With no plausible short-term military options, the response of the West, led by the U.S., can initially be only economic. American diplomats set to work last week at the United Nations and in world capitals to produce a resolution imposing comprehensive sanctions. The object is to keep Iraq from selling oil and buying arms. The Security Council, reflecting the new amity between the U.S. and the Soviet Union, resolved that Iraq must withdraw or face further international action.

Sanctions mandated by the Security Council would be compulsory for all members. That would make it easier for Japan and some European countries heavily dependent on Middle Eastern oil to take a stand against Iraq. Articles 41 and 42 of the U.N. Charter allow the imposition of a total embargo against an offending state and "action by air, sea or land forces" to restore peace and security.

Experience with sanctions has shown that someone usually cheats. Oil is particularly easy to sneak through secret channels. U.S. officials believe that the only truly effective course would be to keep Iraqi oil bottled up at the well. This could be done by cutting off the three outlets through which Iraq exports its crude: two pipelines through Saudi Arabia, another leading to Turkey, and ships in the Persian Gulf. Oil-industry and academic experts say Iraq would collapse under such pressure in a few months or a year.

Such a plan is more easily proposed than accomplished. The U.S. last week suggested a tight naval blockade of Iraqi and Kuwaiti ports, but it has yet to find many takers among its allies. Halting the oil in the pipelines would mean persuading Turkey and Saudi Arabia to shut off the tap, or turn a blind eye while the U.S. blew up the lines. Both countries are vulnerable to Iraqi reprisals, especially Saudi Arabia.

After talking with Turkish President Turgut Ozal by phone last week, Bush said that he and Ozal shared the same "sense of urgency and concern." Asked if Turkey would be willing to close the pipeline, Bush replied carefully, "That will be an option, I'm certain."

Turkey would probably insist that Saudi Arabia take the same step, and the Saudi attitude is unclear. Ideally, Washington would like to see the Arab states stand up to Iraq so that U.N. resolutions can be pursued as support for initiatives from the countries most immediately imperiled by the Iraqi threat. In practice there is little optimism in Washington that the gulf states will display such toughness. And why should they without strong -- and credible -- guarantees of protection?

The entire embargo plan would come apart if the Saudis did not give it full support. Shutting down the pipeline would be only the first step for Riyadh. An effective halt to Saddam's oil exports would eliminate 10% of the free world's supply from the market. Saudi Arabia would be expected to increase its output to help make up the shortfall and keep prices from soaring. That would be another red flag to Saddam. In short, if an embargo is to work, the U.S. must provide credible guarantees of military protection to Saudi Arabia. Already there were proposals in Washington for dispatching a wing of U.S. fighter aircraft to Saudi bases and even perhaps a brigade (8,000) of U.S. troops.
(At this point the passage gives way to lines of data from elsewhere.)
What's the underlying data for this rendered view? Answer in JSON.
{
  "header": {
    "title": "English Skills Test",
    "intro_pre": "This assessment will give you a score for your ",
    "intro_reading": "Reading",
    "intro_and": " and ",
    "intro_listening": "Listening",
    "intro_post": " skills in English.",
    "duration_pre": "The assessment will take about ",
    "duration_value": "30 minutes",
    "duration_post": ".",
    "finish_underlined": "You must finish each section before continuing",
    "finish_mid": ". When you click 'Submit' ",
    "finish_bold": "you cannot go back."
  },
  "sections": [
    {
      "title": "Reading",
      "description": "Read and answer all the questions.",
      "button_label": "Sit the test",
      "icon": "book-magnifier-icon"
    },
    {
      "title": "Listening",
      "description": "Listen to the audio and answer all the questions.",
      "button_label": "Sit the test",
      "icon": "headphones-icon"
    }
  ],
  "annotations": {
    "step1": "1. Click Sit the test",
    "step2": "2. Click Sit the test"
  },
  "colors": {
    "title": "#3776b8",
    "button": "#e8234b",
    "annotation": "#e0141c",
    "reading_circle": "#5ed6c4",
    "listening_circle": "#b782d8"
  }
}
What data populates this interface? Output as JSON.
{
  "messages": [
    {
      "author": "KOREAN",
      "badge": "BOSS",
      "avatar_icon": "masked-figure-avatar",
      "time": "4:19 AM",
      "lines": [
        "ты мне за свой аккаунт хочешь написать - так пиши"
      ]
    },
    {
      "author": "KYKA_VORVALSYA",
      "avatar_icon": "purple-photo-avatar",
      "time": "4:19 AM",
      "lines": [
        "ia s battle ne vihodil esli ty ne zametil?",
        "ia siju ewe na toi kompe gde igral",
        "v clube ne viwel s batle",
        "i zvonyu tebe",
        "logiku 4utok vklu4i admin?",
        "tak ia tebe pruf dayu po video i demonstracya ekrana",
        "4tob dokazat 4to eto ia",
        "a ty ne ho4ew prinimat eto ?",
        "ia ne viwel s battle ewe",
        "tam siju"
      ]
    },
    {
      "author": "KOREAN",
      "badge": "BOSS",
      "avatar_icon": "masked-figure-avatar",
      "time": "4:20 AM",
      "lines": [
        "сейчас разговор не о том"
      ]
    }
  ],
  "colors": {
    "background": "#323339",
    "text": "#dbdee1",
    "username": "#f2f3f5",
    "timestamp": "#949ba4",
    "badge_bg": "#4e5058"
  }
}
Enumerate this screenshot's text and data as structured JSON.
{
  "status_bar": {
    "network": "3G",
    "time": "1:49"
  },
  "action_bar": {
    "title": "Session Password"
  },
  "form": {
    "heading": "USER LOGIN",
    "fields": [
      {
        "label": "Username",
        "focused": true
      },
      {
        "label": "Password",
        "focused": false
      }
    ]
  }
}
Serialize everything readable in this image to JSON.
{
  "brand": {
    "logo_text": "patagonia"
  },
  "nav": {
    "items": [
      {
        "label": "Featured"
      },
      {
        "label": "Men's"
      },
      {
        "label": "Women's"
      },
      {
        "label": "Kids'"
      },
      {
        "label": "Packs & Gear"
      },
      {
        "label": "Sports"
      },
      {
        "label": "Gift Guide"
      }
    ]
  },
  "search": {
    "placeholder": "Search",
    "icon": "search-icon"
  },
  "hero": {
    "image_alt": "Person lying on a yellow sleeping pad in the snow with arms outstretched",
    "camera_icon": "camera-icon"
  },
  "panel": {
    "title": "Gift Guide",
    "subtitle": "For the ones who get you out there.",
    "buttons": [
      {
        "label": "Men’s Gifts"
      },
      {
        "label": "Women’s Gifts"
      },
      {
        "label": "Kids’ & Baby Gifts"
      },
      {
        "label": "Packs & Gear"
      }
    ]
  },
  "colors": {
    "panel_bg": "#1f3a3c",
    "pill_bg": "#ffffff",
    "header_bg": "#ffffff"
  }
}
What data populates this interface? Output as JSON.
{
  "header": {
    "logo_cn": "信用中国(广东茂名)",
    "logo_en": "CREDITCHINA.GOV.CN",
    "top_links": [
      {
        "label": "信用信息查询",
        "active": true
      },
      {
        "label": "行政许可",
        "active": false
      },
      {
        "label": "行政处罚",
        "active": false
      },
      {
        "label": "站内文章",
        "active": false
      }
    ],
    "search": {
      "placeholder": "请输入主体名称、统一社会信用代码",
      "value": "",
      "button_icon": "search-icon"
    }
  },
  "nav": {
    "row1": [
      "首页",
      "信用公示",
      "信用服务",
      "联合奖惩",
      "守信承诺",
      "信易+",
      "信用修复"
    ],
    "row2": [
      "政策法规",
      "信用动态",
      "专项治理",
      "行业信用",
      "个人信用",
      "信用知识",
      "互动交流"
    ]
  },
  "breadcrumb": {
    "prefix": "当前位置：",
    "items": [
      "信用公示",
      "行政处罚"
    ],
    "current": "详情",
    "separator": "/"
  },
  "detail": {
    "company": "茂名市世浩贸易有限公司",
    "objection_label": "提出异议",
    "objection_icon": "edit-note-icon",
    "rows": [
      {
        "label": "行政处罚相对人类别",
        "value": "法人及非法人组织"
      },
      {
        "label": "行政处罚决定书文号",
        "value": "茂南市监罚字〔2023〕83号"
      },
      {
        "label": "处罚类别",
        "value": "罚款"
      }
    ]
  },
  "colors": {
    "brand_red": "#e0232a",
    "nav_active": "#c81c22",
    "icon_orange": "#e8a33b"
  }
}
Yet even with an American security umbrella, the Saudis would find it difficult to go all out against Iraq. The underpopulated kingdom would be risking attack by Saddam, from bombs, rockets and poison-gas-filled missiles to invasion. More than that, the Saudis would be rejecting attempts at an "Arab solution" and accepting the high-profile alliance with the U.S. they have always tried to avoid. Saudi diplomats said privately last week that such an alliance was dangerous for them because of America's links with Israel.

That caution did not stifle the warnings from Washington that an attack on Saudi Arabia would trigger a wider war. Such a move by Iraq, said Speaker of the House Thomas Foley, "would call for a direct military response by the United States."

This determination closes the vicious circle. The U.S. cannot fight Iraq on the ground because it has no bases in the region. It has no bases because the gulf Arabs are unwilling to be seen collaborating with the friend of their enemy Israel. Unless all parties can make common cause to stand up to Iraq, history threatens to repeat itself.